Although the proposed model has been demonstrated effective in this study, there is still much space for improvement. For example, the identification of predetermined confidence levels of constraints satisfaction is quite subjective and needs further investigations. The shape of the fuzzy membership functions is limited to be trapezoidal for ensuring a successful transformation of fuzzy chance constraints into their equivalent crisp ones; a more general method is desired to be developed for solving such a problem. Nevertheless, this study made a valuable attempt in applying TFCMP to an environmental management problem. The results implied that the proposed method was also applicable to many other environmental problems, such as air quality management and water resources management.
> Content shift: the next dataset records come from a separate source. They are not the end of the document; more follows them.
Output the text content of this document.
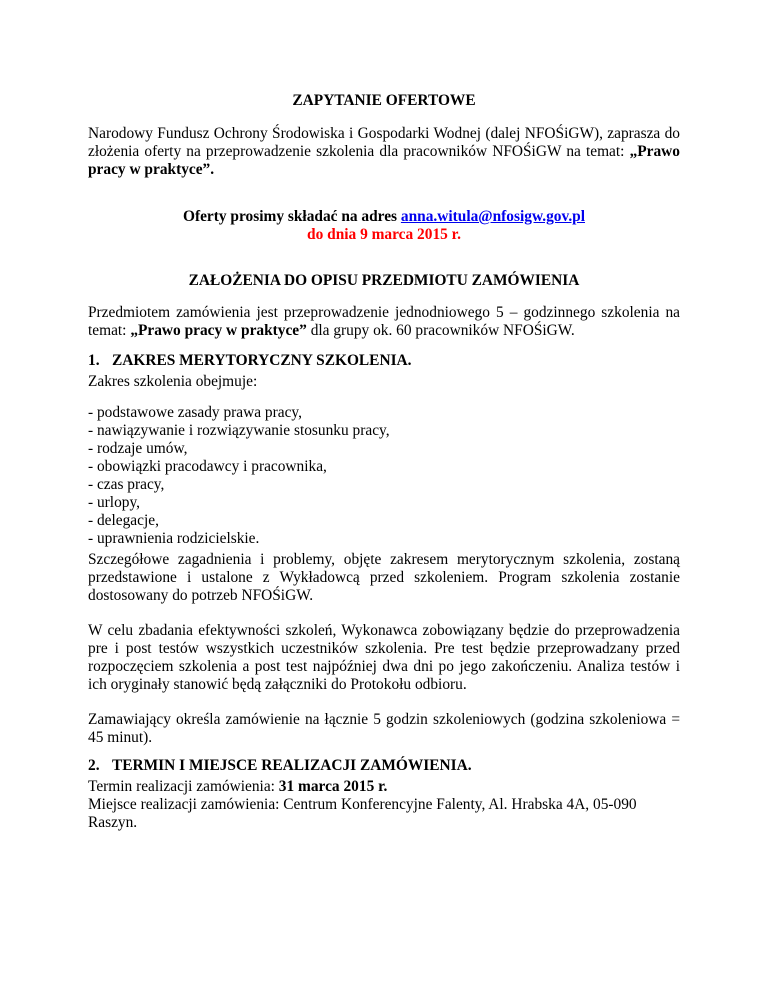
ZAPYTANIE OFERTOWE

Narodowy Fundusz Ochrony Środowiska i Gospodarki Wodnej (dalej NFOŚiGW), zaprasza do złożenia oferty na przeprowadzenie szkolenia dla pracowników NFOŚiGW na temat: „Prawo pracy w praktyce”.

Oferty prosimy składać na adres anna.witula@nfosigw.gov.pl

do dnia 9 marca 2015 r.

ZAŁOŻENIA DO OPISU PRZEDMIOTU ZAMÓWIENIA

Przedmiotem zamówienia jest przeprowadzenie jednodniowego 5 – godzinnego szkolenia na temat: „Prawo pracy w praktyce” dla grupy ok. 60 pracowników NFOŚiGW.

1. ZAKRES MERYTORYCZNY SZKOLENIA.

Zakres szkolenia obejmuje:

- podstawowe zasady prawa pracy,
- nawiązywanie i rozwiązywanie stosunku pracy,
- rodzaje umów,
- obowiązki pracodawcy i pracownika,
- czas pracy,
- urlopy,
- delegacje,
- uprawnienia rodzicielskie.

Szczegółowe zagadnienia i problemy, objęte zakresem merytorycznym szkolenia, zostaną przedstawione i ustalone z Wykładowcą przed szkoleniem. Program szkolenia zostanie dostosowany do potrzeb NFOŚiGW.

W celu zbadania efektywności szkoleń, Wykonawca zobowiązany będzie do przeprowadzenia pre i post testów wszystkich uczestników szkolenia. Pre test będzie przeprowadzany przed rozpoczęciem szkolenia a post test najpóźniej dwa dni po jego zakończeniu. Analiza testów i ich oryginały stanowić będą załączniki do Protokołu odbioru.

Zamawiający określa zamówienie na łącznie 5 godzin szkoleniowych (godzina szkoleniowa = 45 minut).

2. TERMIN I MIEJSCE REALIZACJI ZAMÓWIENIA.

Termin realizacji zamówienia: 31 marca 2015 r.

Miejsce realizacji zamówienia: Centrum Konferencyjne Falenty, Al. Hrabska 4A, 05-090 Raszyn.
In addition, many other uncertainty analysis methods such as ILP and SMP could be integrated with TFCMP for handling more complicated problems (Qin et al., 2007; Xu et al., 2010).
Footnotes
Acknowledgments
This research was supported by Nanyang Technological University (NTU) start-up grant (SUG-M58030000) and DHI-NTU Water and Environment Research Centre and Education Hub. The authors deeply appreciate the reviewers' and editor's careful review and insightful comments, which have contributed much to improving the manuscript.
Author Disclosure Statement
No competing financial interests exist.